The accuracy shown is in Table 8.

Most of the accuracies resulting from using the model with descending SAR images are even slightly higher than those with ascending SAR images of Bangkok (Table 5). This is because there are more significant differences between a pair of descending images compared with ascending images, as the model tends to detect construction more easily when there is a significant change in intensity values. As can be seen in Figure 16, the highest number of pixels of the descending images at Time 1 and Time 2 is different, resulting in intensity values of approximately −8 and −8.5, respectively; on the other hand, in the ascending images, the intensity values are the same at approximately −8.5, although the number of pixels is different. Please note that the size of each image used to create the histogram is 400 × 400 pixels.

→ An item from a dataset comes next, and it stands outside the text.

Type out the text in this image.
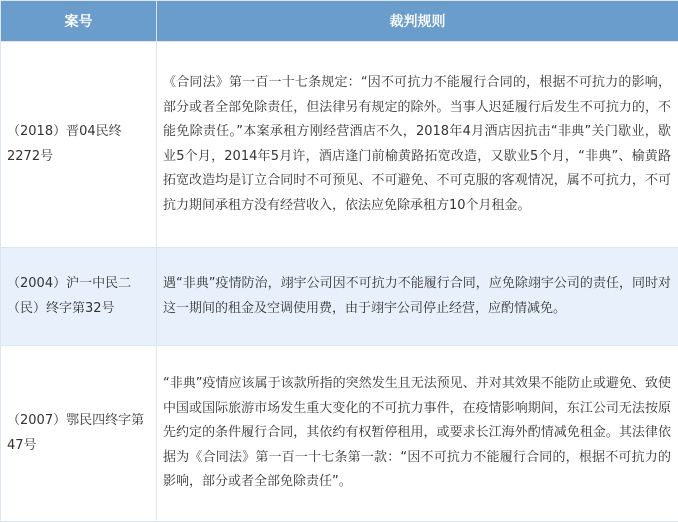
案号	裁判规则
（2018）晋04民终2272号	《合同法》第一百一十七条规定：“因不可抗力不能履行合同的，根据不可抗力的影响，部分或者全部免除责任，但法律另有规定的除外。当事人迟延履行后发生不可抗力的，不能免除责任。”本案承租方刚经营酒店不久，2018年4月酒店因抗击“非典”关门歇业，歇业5个月，2014年5月许，酒店逢门前榆黄路拓宽改造，又歇业5个月，“非典”、榆黄路拓宽改造均是订立合同时不可预见、不可避免、不可克服的客观情况，属不可抗力，不可抗力期间承租方没有经营收入，依法应免除承租方10个月租金。
（2004）沪一中民二（民）终字第32号	遇“非典”疫情防治，翊宇公司因不可抗力不能履行合同，应免除翊宇公司的责任，同时对这一期间的租金及空调使用费，由于翊宇公司停止经营，应酌情减免。
（2007）鄂民四终字第47号	“非典”疫情应该属于该款所指的突然发生且无法预见、并对其效果不能防止或避免、致使中国或国际旅游市场发生重大变化的不可抗力事件，在疫情影响期间，东江公司无法按原先约定的条件履行合同，其依约有权暂停租用，或要求长江海外酌情减免租金。其法律依据为《合同法》第一百一十七条第一款：“因不可抗力不能履行合同的，根据不可抗力的影响，部分或者全部免除责任”。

5.4. Model Accuracy Discussion

Because of the variety and complexity of the shapes of buildings in satellite images, it is difficult for the proposed method to give the exact shape of a detected building change, which is reflected by the low recall of our results. On the other hand, our proposed method can give the position of almost all building changes that occurred between two different dates, and these changes can be confirmed by visual inspection. The model can identify almost all changes according to the ground truth. The false positive rate is low because the score was obtained by a pixel-based validation method. As can be seen in Figure 17, almost all of the blue areas are attached to the red areas, which means that our model can predict newly built construction positions that are very close to the ground truth.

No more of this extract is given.